In 2012 Google Developers published their beta version of a curated collection of tools that can be placed inside popular web server environments to optimize the delivery of web content. In most cases the individual underlying tools are not actually developed by Google, but rather, represent part of a collection of third party utilities that Google believes would improve the delivery of your content. Broadly speaking, these utilities intercept and manipulate your html, css, js and media content so as to minimize size and reduce the overall number of http requests that are required to render each page. In the case of Apache web server Google provides this collection in the form of Mod_Pagespeed, an Apache module that you can freely download and install using yum. Installation takes as little as a couple of minutes, providing instant tangible performance improvements.
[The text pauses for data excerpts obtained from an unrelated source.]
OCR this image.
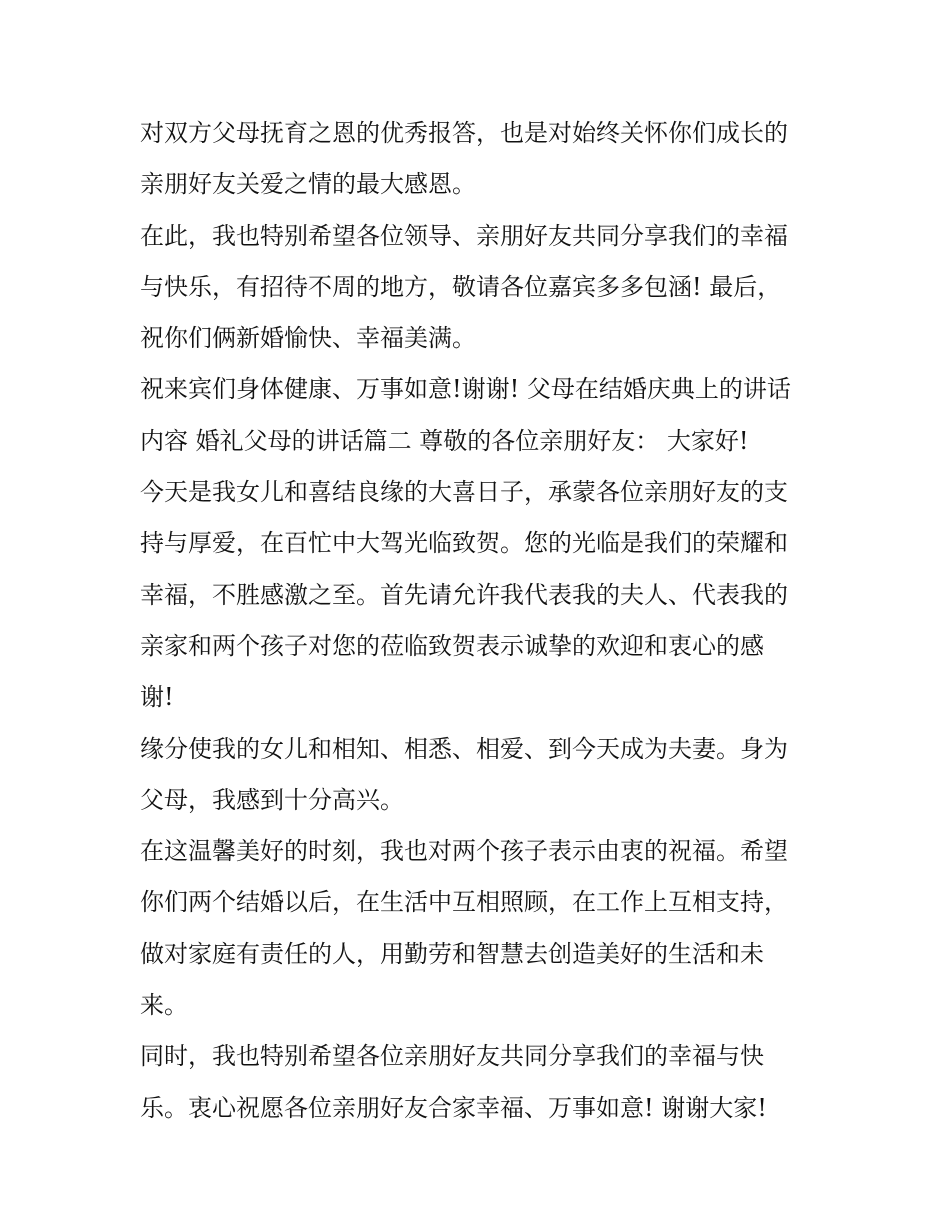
对双方父母抚育之恩的优秀报答，也是对始终关怀你们成长的
亲朋好友关爱之情的最大感恩。
在此，我也特别希望各位领导、亲朋好友共同分享我们的幸福
与快乐，有招待不周的地方，敬请各位嘉宾多多包涵! 最后，
祝你们俩新婚愉快、幸福美满。
祝来宾们身体健康、万事如意!谢谢! 父母在结婚庆典上的讲话
内容 婚礼父母的讲话篇二 尊敬的各位亲朋好友： 大家好!
今天是我女儿和喜结良缘的大喜日子，承蒙各位亲朋好友的支
持与厚爱，在百忙中大驾光临致贺。您的光临是我们的荣耀和
幸福，不胜感激之至。首先请允许我代表我的夫人、代表我的
亲家和两个孩子对您的莅临致贺表示诚挚的欢迎和衷心的感
谢!
缘分使我的女儿和相知、相悉、相爱、到今天成为夫妻。身为
父母，我感到十分高兴。
在这温馨美好的时刻，我也对两个孩子表示由衷的祝福。希望
你们两个结婚以后，在生活中互相照顾，在工作上互相支持，
做对家庭有责任的人，用勤劳和智慧去创造美好的生活和未
来。
同时，我也特别希望各位亲朋好友共同分享我们的幸福与快
乐。衷心祝愿各位亲朋好友合家幸福、万事如意! 谢谢大家!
It behooves you to seriously consider installing Mod_Pagespeed for a few reasons. First, to make decisions on what utilities to include in Mod_Pagespeed Google has followed a methodical discovery process involving unvarnished feedback from hundreds of thousands of web sites. This provides a high level of assurance that each utility really provides improvement to the end use experience in every possible use case. Second, Google has at least indirectly taken into consideration its own page ranking factors, thus, including Mod_Pagespeed in your architecture helps to ensure that you’re at least competing on a level playing field in terms of SEO. Lastly, Mod_Pagespeed is virtually guaranteed to identify a noticeable set of content delivery improvements in every case, so if you’re not currently using it then your sites visitors’ experience is not as optimal as it could be.
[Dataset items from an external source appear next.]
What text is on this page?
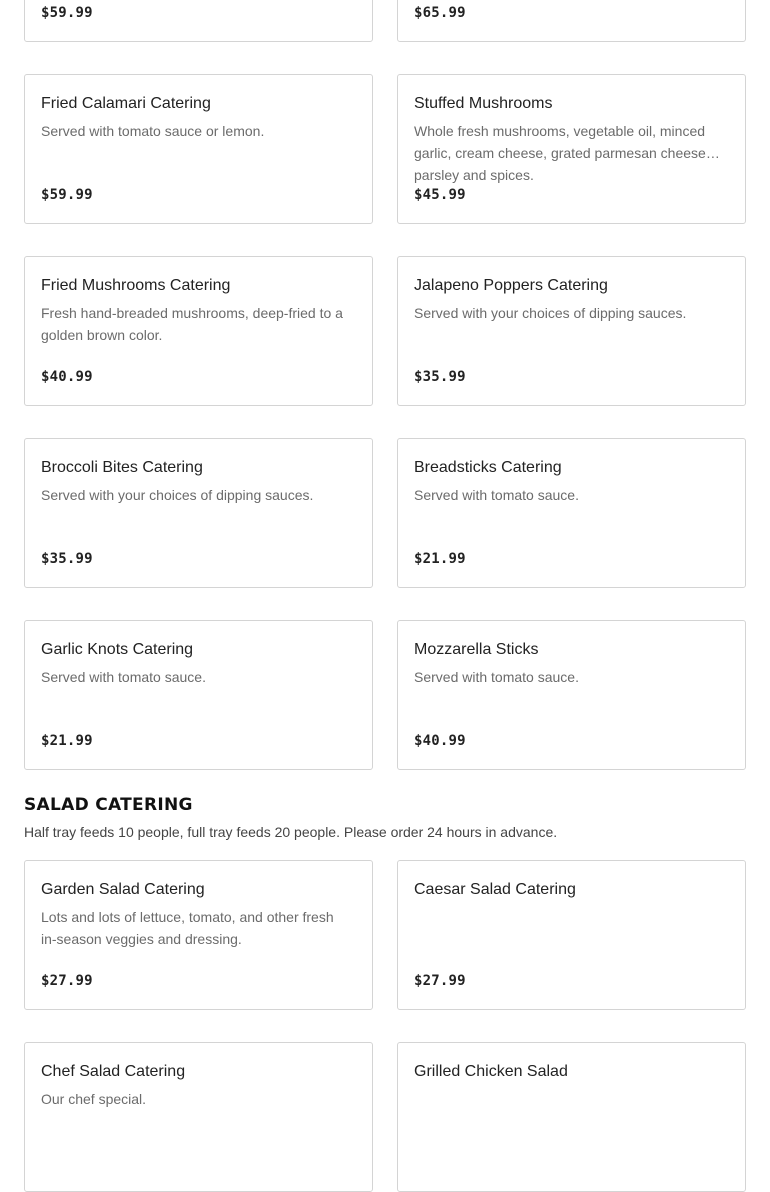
$59.99	$65.99
Fried Calamari Catering
Served with tomato sauce or lemon.
$59.99
Stuffed Mushrooms
Whole fresh mushrooms, vegetable oil, minced garlic, cream cheese, grated parmesan cheese, parsley and spices.
$45.99
Fried Mushrooms Catering
Fresh hand-breaded mushrooms, deep-fried to a golden brown color.
$40.99
Jalapeno Poppers Catering
Served with your choices of dipping sauces.
$35.99
Broccoli Bites Catering
Served with your choices of dipping sauces.
$35.99
Breadsticks Catering
Served with tomato sauce.
$21.99
Garlic Knots Catering
Served with tomato sauce.
$21.99
Mozzarella Sticks
Served with tomato sauce.
$40.99
SALAD CATERING
Half tray feeds 10 people, full tray feeds 20 people. Please order 24 hours in advance.
Garden Salad Catering
Lots and lots of lettuce, tomato, and other fresh in-season veggies and dressing.
$27.99
Caesar Salad Catering
$27.99
Chef Salad Catering
Our chef special.
Grilled Chicken Salad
Getting The Most from Mod_Pagespeed
The single most important success factor to leveraging Mod_Pagespeed is having a clear understanding of what it is doing to your content, and why. If you currently use a WordPress performance plugin like W3 Total Cache then you’ll definitely want to review your settings to ensure that anything that can be done by Mod_Pagespeed is not being done repetitively by your plugin.
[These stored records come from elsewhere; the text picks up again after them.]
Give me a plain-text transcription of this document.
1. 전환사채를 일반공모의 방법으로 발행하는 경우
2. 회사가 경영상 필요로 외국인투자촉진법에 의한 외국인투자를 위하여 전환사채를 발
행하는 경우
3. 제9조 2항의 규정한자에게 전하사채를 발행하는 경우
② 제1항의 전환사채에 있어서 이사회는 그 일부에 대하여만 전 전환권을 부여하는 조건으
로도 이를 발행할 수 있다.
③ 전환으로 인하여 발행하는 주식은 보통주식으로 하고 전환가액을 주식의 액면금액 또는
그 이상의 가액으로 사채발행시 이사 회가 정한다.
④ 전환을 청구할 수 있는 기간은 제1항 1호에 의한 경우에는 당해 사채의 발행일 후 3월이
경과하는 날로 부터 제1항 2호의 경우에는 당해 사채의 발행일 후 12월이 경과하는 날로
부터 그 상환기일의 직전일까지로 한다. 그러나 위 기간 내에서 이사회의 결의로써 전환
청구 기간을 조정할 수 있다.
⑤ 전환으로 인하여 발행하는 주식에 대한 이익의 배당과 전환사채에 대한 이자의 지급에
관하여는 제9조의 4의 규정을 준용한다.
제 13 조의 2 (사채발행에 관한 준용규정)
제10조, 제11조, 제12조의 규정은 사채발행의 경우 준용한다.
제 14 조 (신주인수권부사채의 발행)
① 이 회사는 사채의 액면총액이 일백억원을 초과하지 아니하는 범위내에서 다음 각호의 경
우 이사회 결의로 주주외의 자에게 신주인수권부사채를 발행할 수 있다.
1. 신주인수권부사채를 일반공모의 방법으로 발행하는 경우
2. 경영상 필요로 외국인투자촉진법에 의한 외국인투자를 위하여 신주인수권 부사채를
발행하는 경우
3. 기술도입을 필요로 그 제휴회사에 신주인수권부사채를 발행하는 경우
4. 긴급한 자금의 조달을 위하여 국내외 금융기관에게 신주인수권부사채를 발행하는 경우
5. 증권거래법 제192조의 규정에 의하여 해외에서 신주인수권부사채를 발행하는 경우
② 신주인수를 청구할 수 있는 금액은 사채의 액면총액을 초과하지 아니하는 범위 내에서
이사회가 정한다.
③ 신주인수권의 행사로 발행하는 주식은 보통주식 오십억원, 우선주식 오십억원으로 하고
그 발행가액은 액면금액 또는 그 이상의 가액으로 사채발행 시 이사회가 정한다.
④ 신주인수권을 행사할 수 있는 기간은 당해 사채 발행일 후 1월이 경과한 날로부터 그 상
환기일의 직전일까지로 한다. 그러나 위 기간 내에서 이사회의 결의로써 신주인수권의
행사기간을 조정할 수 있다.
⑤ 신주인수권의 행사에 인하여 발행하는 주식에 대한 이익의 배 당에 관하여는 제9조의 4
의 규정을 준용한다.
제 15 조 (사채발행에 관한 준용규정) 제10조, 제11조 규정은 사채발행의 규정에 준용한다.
Additionally, the Mod_Pagespeed Apache module includes a set of admin and analytics pages that you can and should periodically review to keep a clear understanding of the extent to which Mod_Pagespeed is manipulating your content, and why. Often, the best way to manage contents is inconsistent with the best way to deliver it. This is especially true with image data, and Mod_Pagespeed provides an excellent suite of tools for optimizing, reformatting and resizing images based on real-time information that it gleans from http request headers.